Coeur d’Alene Stock Market Trading: Tax-Favored Treatment

Are You a Regular Investor or a Tax-Favored Securities Trader?

 

Recent stock market volatility makes us focus on the question of exactly who is eligible for the favorable federal income tax treatment accorded to individuals who trade stocks with sufficient intensity to be classified as securities traders in the eyes of the IRS.

Not-so-favorable federal income tax treatment applies if you trade stocks fairly actively but without enough vigor to be considered anything other than a garden-variety investor.

There’s no bright-line distinction between trader and investor status, so we must rely on court decisions to assess the issue.
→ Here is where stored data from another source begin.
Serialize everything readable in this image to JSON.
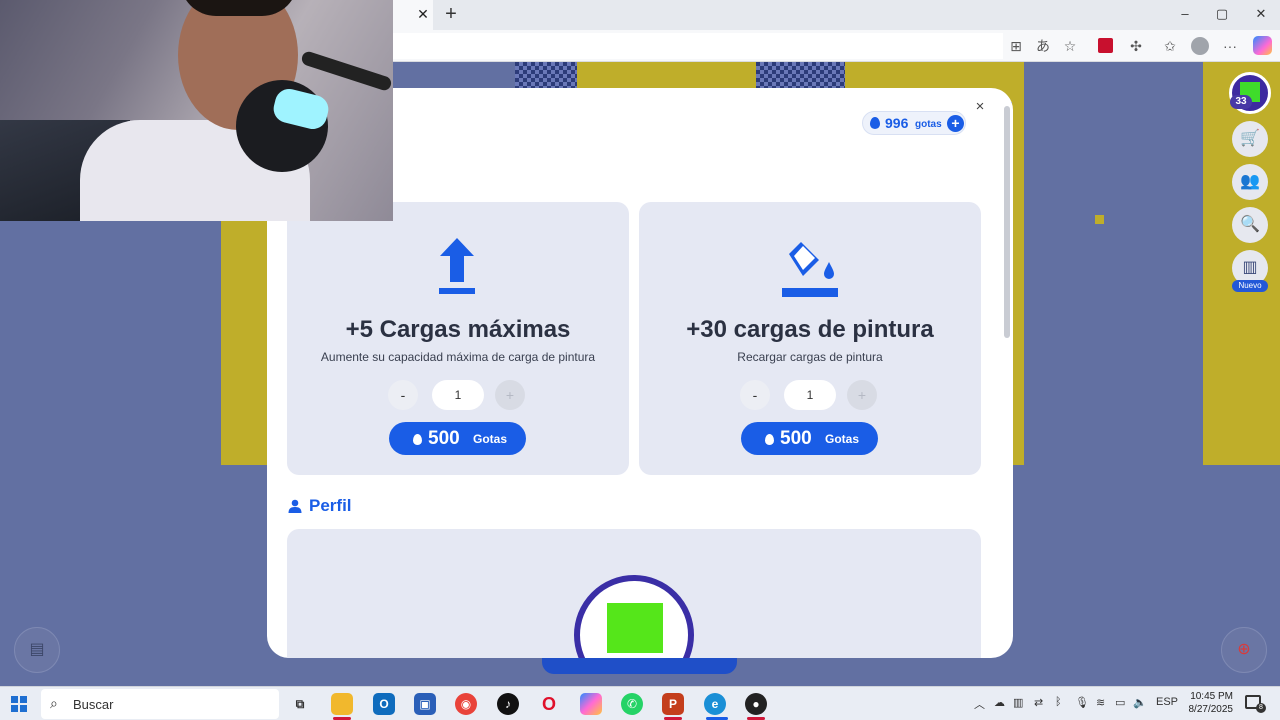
{
  "colors": {
    "accent": "#1a5de6",
    "canvas_bg": "#6270a2",
    "canvas_yellow": "#bfae2a",
    "card_bg": "#e5e8f3"
  },
  "browser": {
    "tab_close": "✕",
    "new_tab": "+",
    "window_controls": [
      "–",
      "▢",
      "✕"
    ],
    "toolbar_icons": [
      "app-icon",
      "translate-icon",
      "star-icon",
      "extension-icon",
      "puzzle-icon",
      "favorites-icon",
      "profile-icon",
      "more-icon",
      "copilot-icon"
    ],
    "more_label": "···"
  },
  "game": {
    "level": "33",
    "new_badge": "Nuevo",
    "side_buttons": [
      "cart-icon",
      "people-icon",
      "search-icon",
      "leaderboard-icon"
    ]
  },
  "modal": {
    "balance": {
      "amount": "996",
      "unit": "gotas",
      "add": "+"
    },
    "close": "×",
    "cards": [
      {
        "title": "+5 Cargas máximas",
        "description": "Aumente su capacidad máxima de carga de pintura",
        "icon": "upload-arrow-icon",
        "minus": "-",
        "quantity": "1",
        "plus": "+",
        "price": "500",
        "price_unit": "Gotas"
      },
      {
        "title": "+30 cargas de pintura",
        "description": "Recargar cargas de pintura",
        "icon": "paint-bucket-icon",
        "minus": "-",
        "quantity": "1",
        "plus": "+",
        "price": "500",
        "price_unit": "Gotas"
      }
    ],
    "profile_section": {
      "label": "Perfil",
      "icon": "user-icon"
    }
  },
  "taskbar": {
    "search_placeholder": "Buscar",
    "apps": [
      "task-view",
      "file-explorer",
      "outlook",
      "store",
      "chrome",
      "tiktok",
      "opera",
      "copilot",
      "whatsapp",
      "powerpoint",
      "edge",
      "obs"
    ],
    "language": "ESP",
    "time": "10:45 PM",
    "date": "8/27/2025",
    "notifications": "8"
  }
}
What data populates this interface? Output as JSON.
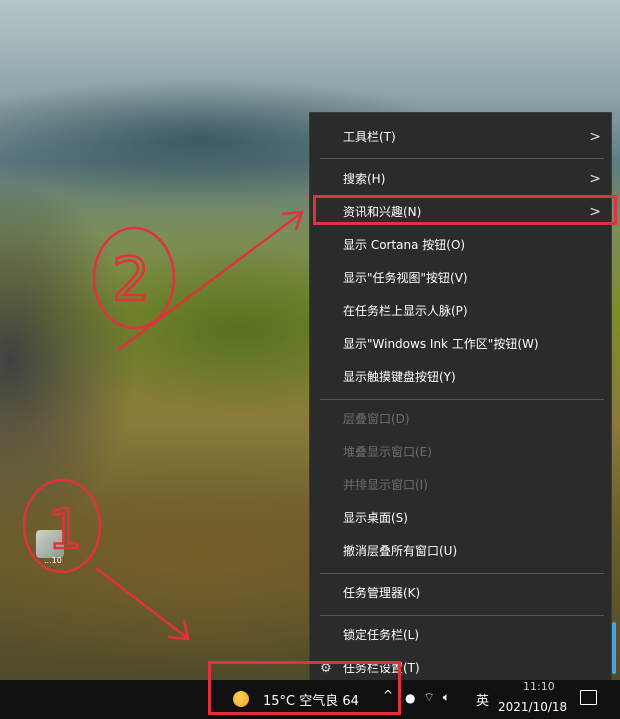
{
  "desktop": {
    "icon_label": "...10"
  },
  "context_menu": {
    "items": [
      {
        "label": "工具栏(T)",
        "has_submenu": true,
        "disabled": false
      },
      {
        "label": "搜索(H)",
        "has_submenu": true,
        "disabled": false
      },
      {
        "label": "资讯和兴趣(N)",
        "has_submenu": true,
        "disabled": false,
        "highlighted": true
      },
      {
        "label": "显示 Cortana 按钮(O)",
        "disabled": false
      },
      {
        "label": "显示\"任务视图\"按钮(V)",
        "disabled": false
      },
      {
        "label": "在任务栏上显示人脉(P)",
        "disabled": false
      },
      {
        "label": "显示\"Windows Ink 工作区\"按钮(W)",
        "disabled": false
      },
      {
        "label": "显示触摸键盘按钮(Y)",
        "disabled": false
      },
      {
        "label": "层叠窗口(D)",
        "disabled": true
      },
      {
        "label": "堆叠显示窗口(E)",
        "disabled": true
      },
      {
        "label": "并排显示窗口(I)",
        "disabled": true
      },
      {
        "label": "显示桌面(S)",
        "disabled": false
      },
      {
        "label": "撤消层叠所有窗口(U)",
        "disabled": false
      },
      {
        "label": "任务管理器(K)",
        "disabled": false
      },
      {
        "label": "锁定任务栏(L)",
        "disabled": false
      },
      {
        "label": "任务栏设置(T)",
        "disabled": false,
        "icon": "gear-icon"
      }
    ],
    "submenu_arrow": ">"
  },
  "taskbar": {
    "weather_text": "15°C 空气良 64",
    "caret": "^",
    "ime": "英",
    "time": "11:10",
    "date": "2021/10/18"
  },
  "annotations": {
    "step1": "1",
    "step2": "2",
    "color": "#e0323c"
  }
}
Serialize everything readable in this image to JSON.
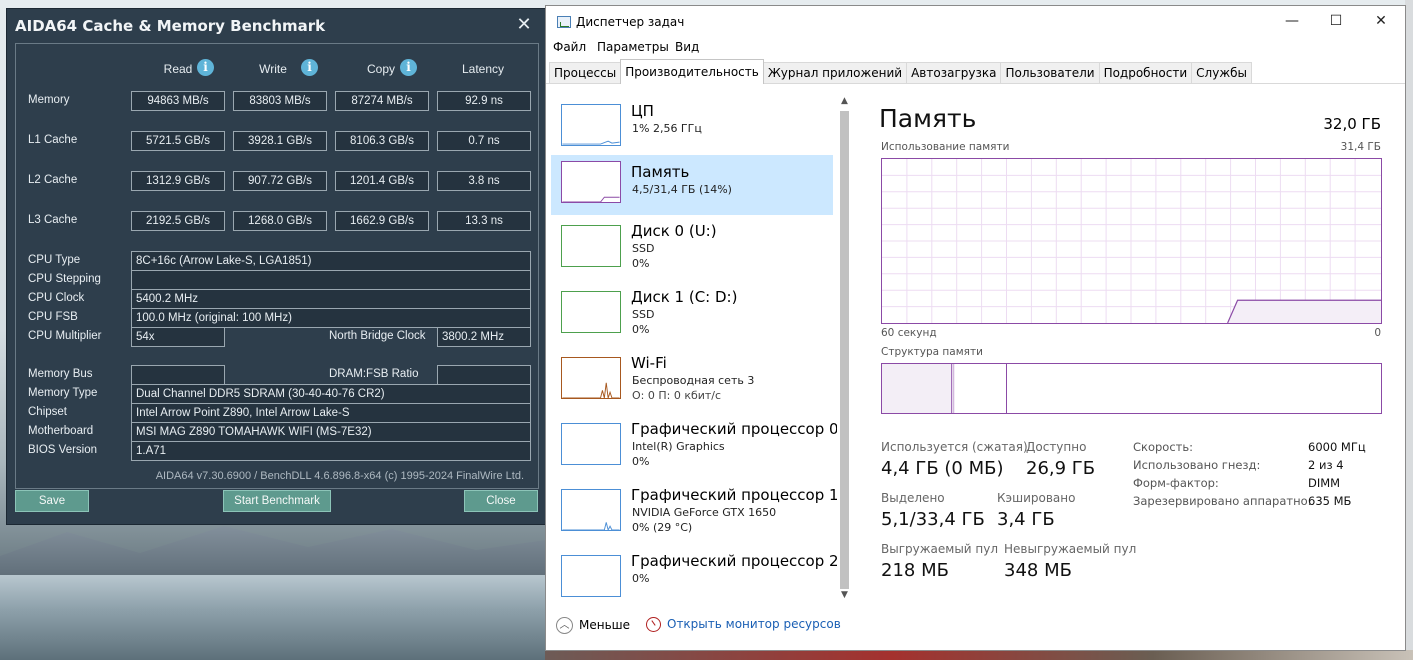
{
  "aida": {
    "title": "AIDA64 Cache & Memory Benchmark",
    "close_glyph": "✕",
    "columns": {
      "read": "Read",
      "write": "Write",
      "copy": "Copy",
      "latency": "Latency"
    },
    "rows": [
      {
        "label": "Memory",
        "read": "94863 MB/s",
        "write": "83803 MB/s",
        "copy": "87274 MB/s",
        "latency": "92.9 ns"
      },
      {
        "label": "L1 Cache",
        "read": "5721.5 GB/s",
        "write": "3928.1 GB/s",
        "copy": "8106.3 GB/s",
        "latency": "0.7 ns"
      },
      {
        "label": "L2 Cache",
        "read": "1312.9 GB/s",
        "write": "907.72 GB/s",
        "copy": "1201.4 GB/s",
        "latency": "3.8 ns"
      },
      {
        "label": "L3 Cache",
        "read": "2192.5 GB/s",
        "write": "1268.0 GB/s",
        "copy": "1662.9 GB/s",
        "latency": "13.3 ns"
      }
    ],
    "info": {
      "cpu_type": {
        "label": "CPU Type",
        "value": "8C+16c   (Arrow Lake-S, LGA1851)"
      },
      "cpu_stepping": {
        "label": "CPU Stepping",
        "value": ""
      },
      "cpu_clock": {
        "label": "CPU Clock",
        "value": "5400.2 MHz"
      },
      "cpu_fsb": {
        "label": "CPU FSB",
        "value": "100.0 MHz  (original: 100 MHz)"
      },
      "cpu_multiplier": {
        "label": "CPU Multiplier",
        "value": "54x"
      },
      "nb_clock": {
        "label": "North Bridge Clock",
        "value": "3800.2 MHz"
      },
      "memory_bus": {
        "label": "Memory Bus",
        "value": ""
      },
      "dram_fsb": {
        "label": "DRAM:FSB Ratio",
        "value": ""
      },
      "memory_type": {
        "label": "Memory Type",
        "value": "Dual Channel DDR5 SDRAM  (30-40-40-76 CR2)"
      },
      "chipset": {
        "label": "Chipset",
        "value": "Intel Arrow Point Z890, Intel Arrow Lake-S"
      },
      "motherboard": {
        "label": "Motherboard",
        "value": "MSI MAG Z890 TOMAHAWK WIFI (MS-7E32)"
      },
      "bios": {
        "label": "BIOS Version",
        "value": "1.A71"
      }
    },
    "footer": "AIDA64 v7.30.6900 / BenchDLL 4.6.896.8-x64  (c) 1995-2024 FinalWire Ltd.",
    "buttons": {
      "save": "Save",
      "start": "Start Benchmark",
      "close": "Close"
    }
  },
  "taskmgr": {
    "title": "Диспетчер задач",
    "win_buttons": {
      "minimize": "—",
      "maximize": "☐",
      "close": "✕"
    },
    "menu": [
      "Файл",
      "Параметры",
      "Вид"
    ],
    "tabs": [
      "Процессы",
      "Производительность",
      "Журнал приложений",
      "Автозагрузка",
      "Пользователи",
      "Подробности",
      "Службы"
    ],
    "active_tab": 1,
    "sidebar": [
      {
        "name": "ЦП",
        "sub1": "1% 2,56 ГГц",
        "sub2": "",
        "sub3": "",
        "color": "#4c8fd6"
      },
      {
        "name": "Память",
        "sub1": "4,5/31,4 ГБ (14%)",
        "sub2": "",
        "sub3": "",
        "color": "#8b4aa6"
      },
      {
        "name": "Диск 0 (U:)",
        "sub1": "SSD",
        "sub2": "0%",
        "sub3": "",
        "color": "#4da04d"
      },
      {
        "name": "Диск 1 (C: D:)",
        "sub1": "SSD",
        "sub2": "0%",
        "sub3": "",
        "color": "#4da04d"
      },
      {
        "name": "Wi-Fi",
        "sub1": "Беспроводная сеть 3",
        "sub2": "О: 0 П: 0 кбит/с",
        "sub3": "",
        "color": "#a7581f"
      },
      {
        "name": "Графический процессор 0",
        "sub1": "Intel(R) Graphics",
        "sub2": "0%",
        "sub3": "",
        "color": "#4c8fd6"
      },
      {
        "name": "Графический процессор 1",
        "sub1": "NVIDIA GeForce GTX 1650",
        "sub2": "0%  (29 °C)",
        "sub3": "",
        "color": "#4c8fd6"
      },
      {
        "name": "Графический процессор 2",
        "sub1": "0%",
        "sub2": "",
        "sub3": "",
        "color": "#4c8fd6"
      }
    ],
    "main": {
      "title": "Память",
      "total": "32,0 ГБ",
      "usage_label": "Использование памяти",
      "usage_max": "31,4 ГБ",
      "axis_left": "60 секунд",
      "axis_right": "0",
      "structure_label": "Структура памяти",
      "stats": {
        "in_use_label": "Используется (сжатая)",
        "in_use": "4,4 ГБ (0 МБ)",
        "available_label": "Доступно",
        "available": "26,9 ГБ",
        "committed_label": "Выделено",
        "committed": "5,1/33,4 ГБ",
        "cached_label": "Кэшировано",
        "cached": "3,4 ГБ",
        "paged_label": "Выгружаемый пул",
        "paged": "218 МБ",
        "nonpaged_label": "Невыгружаемый пул",
        "nonpaged": "348 МБ"
      },
      "specs": [
        {
          "label": "Скорость:",
          "value": "6000 МГц"
        },
        {
          "label": "Использовано гнезд:",
          "value": "2 из 4"
        },
        {
          "label": "Форм-фактор:",
          "value": "DIMM"
        },
        {
          "label": "Зарезервировано аппаратно:",
          "value": "635 МБ"
        }
      ]
    },
    "footer": {
      "less": "Меньше",
      "monitor": "Открыть монитор ресурсов"
    }
  }
}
Let’s summarize the important federal income tax advantages of securities trader status for those who qualify. You may be among them—or not.

 

If You’re a Trader, You Can Deduct Expenses on Schedule C and Make the Taxpayer-Friendly Mark-to-Market Election

 

If you can be classified as a securities trader for federal income tax purposes, as opposed to being a garden-variety investor, you’re considered to be in the business of trading securities. That means you can deduct your trading-related expenses on Schedule C of Form 1040. Good!

Garden-variety investors cannot deduct any of their investment-related expenses under our current federal income tax regime.

The most important advantage of trader status is that you’re eligible to make the Coeur d’Alene Idaho taxpayer-friendly mark-to-market election. That election is not available to garden-variety investors.

When you have a mark-to-market election in force, you gain two important federal income tax advantages.

 

Advantage 1: Exemption from the Capital Loss Deduction Limitation

Because you are a mark-to-market trader, your trading gains and losses are simply considered business income and expenses, respectively. So, if you have an awful trading year, as many traders did in 2022, you can deduct your trading losses in full.

In contrast, if you’re a garden-variety investor, you’re subject to the $3,000 annual limit on deductible net capital losses, or $1,500 if you use married-filing-separately status.

 

Advantage 2: Exemption from the Wash Sale Rule

Because you are a mark-to-market trader, your trading portfolio is exempt from the dreaded wash sale rule that would otherwise defer tax losses when you acquire substantially identical securities within 30 days before or after a loss sale.

When the wash sale rule applies, the disallowed loss is added to the basis of the substantially identical securities that triggered the rule.

 

Key point. Gaining an exemption from the wash sale rule via the mark-to-market election saves you from lots of non-productive calendar-watching and bookkeeping.

 

The Price of the Mark-to-Market Election

 

As a Couer d’Alene trader who has made the mark-to-market election, you must pay a price for the aforementioned tax advantages. Here’s the price: On the last trading day of the year, you must pretend to sell your entire trading portfolio at market and book the resulting gains and losses for federal income tax purposes.

You’re then deemed to immediately buy back everything in your trading portfolio for the same prices. So, the securities in your trading portfolio begin the next year with tax basis equal to market value and with no unrecognized tax gains or losses.

But if you have little or nothing in your trading portfolio at year end, as may often be the case, these imaginary mark-to-market transactions have little or no tax impact.

 

Deadline for Making the Mark-to-Market Election

 

If you’re a Coeur d’Alene  trader who uses the calendar year for federal income tax purposes, you’ve already missed the deadline for making the mark-to-market election for your 2022 tax year, assuming you did not already make the election for an earlier year.

According to IRS rules, you must make the election for a calendar year by the unextended due date of your Form 1040 for the previous year. So, the deadline to make the election for your 2022 tax year was April 18, 2022. That’s way back in your rearview mirror.

Deadline alert. If you’re a calendar-year taxpayer, the deadline to make the mark-to-market election for your 2023 tax year is April 18, 2023. That date will be here before you know it!

Make the election by including a statement with your 2022 Form 1040 filed by that date or with a Form 4868 extension request for your 2022 return filed by that date.

 

Passing the Test to Qualify as a Securities Trader

 

To be classified as a securities trader rather than a garden-variety investor, your trading activities must constitute a business, and you must meet both of the following requirements.

· Your trading must be frequent and substantial.
· You must seek to profit from short-term market swings rather than profit from longer-term strategies.